Dominick grew up in Pittsburgh and attended culinary school at Le Cordon Bleu prior to enlisting in the United States Marine Corps. He was stationed for nearly five years at a base in Twentynine Palms, Ca. and it was there that he began to immerse himself in the flavors of Mexican street food. He says the culinary style resonated with him; it’s quick to serve and eaten with your hands, yet complex and layered in flavor. 

After leaving the Marine Corps., Dominick used the GI Bill to enlist in college, studying marine biology. He also became a master scuba diver and a talented illustrator. But, he says, the pull of the kitchen was always present and he eventually moved to Florida to work in the kitchen of Ditka’s. “Cooking is my passion, but I need to do those other things, too. They all help with the creative process,” he says. 

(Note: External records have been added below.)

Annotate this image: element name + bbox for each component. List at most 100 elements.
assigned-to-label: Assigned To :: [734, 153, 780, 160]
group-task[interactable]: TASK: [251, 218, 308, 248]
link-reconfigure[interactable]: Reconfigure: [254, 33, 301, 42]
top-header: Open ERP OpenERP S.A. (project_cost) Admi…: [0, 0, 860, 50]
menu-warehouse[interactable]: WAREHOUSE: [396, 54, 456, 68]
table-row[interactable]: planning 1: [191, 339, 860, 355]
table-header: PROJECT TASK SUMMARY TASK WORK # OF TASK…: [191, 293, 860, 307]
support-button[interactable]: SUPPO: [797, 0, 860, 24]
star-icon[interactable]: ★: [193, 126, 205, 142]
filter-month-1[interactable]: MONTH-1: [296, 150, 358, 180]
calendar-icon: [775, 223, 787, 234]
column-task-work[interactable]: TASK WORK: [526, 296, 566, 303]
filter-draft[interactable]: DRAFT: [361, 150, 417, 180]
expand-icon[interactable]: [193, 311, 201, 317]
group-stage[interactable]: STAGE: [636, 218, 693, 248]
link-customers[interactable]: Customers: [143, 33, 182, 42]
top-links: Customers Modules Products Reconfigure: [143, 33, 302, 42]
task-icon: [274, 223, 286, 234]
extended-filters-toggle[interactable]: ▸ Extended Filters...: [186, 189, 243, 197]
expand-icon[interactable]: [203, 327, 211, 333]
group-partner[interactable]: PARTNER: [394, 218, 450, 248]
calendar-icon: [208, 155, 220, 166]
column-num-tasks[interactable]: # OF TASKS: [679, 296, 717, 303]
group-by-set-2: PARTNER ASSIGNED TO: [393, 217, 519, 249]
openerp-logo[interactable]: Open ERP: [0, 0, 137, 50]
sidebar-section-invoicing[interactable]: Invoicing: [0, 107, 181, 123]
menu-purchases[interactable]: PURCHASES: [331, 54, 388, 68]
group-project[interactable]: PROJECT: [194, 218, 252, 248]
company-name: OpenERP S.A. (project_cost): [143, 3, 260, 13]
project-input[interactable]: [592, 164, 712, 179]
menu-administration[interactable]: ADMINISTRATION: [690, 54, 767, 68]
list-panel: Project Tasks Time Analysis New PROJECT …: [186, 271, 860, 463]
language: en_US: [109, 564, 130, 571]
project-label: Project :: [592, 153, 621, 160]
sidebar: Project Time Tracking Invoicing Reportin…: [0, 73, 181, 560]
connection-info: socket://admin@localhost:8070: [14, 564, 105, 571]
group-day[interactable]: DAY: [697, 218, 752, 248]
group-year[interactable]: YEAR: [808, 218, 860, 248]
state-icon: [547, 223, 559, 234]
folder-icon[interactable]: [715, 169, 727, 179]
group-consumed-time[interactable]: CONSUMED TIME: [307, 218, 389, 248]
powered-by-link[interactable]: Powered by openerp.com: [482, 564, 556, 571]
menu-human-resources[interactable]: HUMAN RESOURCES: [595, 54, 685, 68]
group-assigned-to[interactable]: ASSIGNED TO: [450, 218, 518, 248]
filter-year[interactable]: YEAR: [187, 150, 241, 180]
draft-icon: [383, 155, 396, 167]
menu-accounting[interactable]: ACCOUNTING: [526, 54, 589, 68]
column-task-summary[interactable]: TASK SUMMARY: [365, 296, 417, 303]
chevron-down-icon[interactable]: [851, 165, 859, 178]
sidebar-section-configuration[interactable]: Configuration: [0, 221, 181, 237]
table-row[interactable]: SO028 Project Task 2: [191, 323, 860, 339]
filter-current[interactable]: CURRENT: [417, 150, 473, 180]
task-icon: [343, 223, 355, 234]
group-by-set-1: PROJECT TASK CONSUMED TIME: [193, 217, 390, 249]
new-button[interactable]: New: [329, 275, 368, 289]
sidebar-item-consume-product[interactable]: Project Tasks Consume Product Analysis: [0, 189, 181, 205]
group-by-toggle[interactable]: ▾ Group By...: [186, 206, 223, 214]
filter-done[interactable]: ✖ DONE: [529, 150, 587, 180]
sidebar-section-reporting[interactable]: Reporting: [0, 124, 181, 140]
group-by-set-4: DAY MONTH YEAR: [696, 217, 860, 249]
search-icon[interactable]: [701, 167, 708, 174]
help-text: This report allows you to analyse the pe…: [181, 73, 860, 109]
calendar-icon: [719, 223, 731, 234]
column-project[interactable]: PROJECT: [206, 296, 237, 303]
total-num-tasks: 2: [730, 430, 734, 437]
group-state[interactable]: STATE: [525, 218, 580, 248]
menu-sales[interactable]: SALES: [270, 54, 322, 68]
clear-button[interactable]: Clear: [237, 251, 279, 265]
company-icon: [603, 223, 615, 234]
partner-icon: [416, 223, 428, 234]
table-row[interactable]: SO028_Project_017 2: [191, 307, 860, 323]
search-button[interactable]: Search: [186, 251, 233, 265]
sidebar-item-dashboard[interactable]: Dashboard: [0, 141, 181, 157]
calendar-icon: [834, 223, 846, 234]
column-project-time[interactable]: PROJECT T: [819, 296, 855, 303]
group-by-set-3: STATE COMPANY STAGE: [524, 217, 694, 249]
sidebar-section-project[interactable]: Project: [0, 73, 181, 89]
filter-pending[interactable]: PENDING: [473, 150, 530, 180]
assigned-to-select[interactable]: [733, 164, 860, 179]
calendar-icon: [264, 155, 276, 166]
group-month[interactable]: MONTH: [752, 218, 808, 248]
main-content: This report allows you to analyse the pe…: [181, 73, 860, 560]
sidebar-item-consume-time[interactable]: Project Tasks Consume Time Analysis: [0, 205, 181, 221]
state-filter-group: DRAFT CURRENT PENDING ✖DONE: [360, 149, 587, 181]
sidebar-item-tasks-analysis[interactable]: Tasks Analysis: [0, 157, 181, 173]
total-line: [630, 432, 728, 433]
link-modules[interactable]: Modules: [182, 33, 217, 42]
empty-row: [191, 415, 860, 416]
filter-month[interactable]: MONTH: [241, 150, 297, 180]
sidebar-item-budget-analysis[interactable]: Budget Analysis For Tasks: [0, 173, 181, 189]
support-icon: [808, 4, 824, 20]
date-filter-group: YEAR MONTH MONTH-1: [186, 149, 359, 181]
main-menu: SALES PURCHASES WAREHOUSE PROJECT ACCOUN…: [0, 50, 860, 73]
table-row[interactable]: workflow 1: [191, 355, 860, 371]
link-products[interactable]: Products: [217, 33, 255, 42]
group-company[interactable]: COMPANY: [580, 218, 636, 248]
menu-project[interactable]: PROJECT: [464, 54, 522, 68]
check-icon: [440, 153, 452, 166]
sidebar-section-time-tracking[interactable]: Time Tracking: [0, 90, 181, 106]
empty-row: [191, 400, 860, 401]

The posting at Ditka’s eventually drew him back to Pittsburgh, where he worked as a team leader at the steak-and-seafood restaurant’s Robinson location. Dominick also held positions at the Duquesne Club, Nemacolin Woodlands Resort and The Commoner prior to joining Smallman Galley.

Dominick’s initial Ba-Co menu features five tacos, including a house-smoked brisket with slaw, yellow pepper mustard and pineapple; mojo-marinated chicken, honey and confit garlic aioli, pickled red onion and cured red cabbage; and hot chicken dressed with slaw, honey and confit garlic aioli, pimento cheese and pickled red onion. There also are a couple of “not taco” items and a limited brunch menu in the works. 

"I'm rounding out the flavor profiles. I want to do something that stands out a bit and make my own mark,” he says.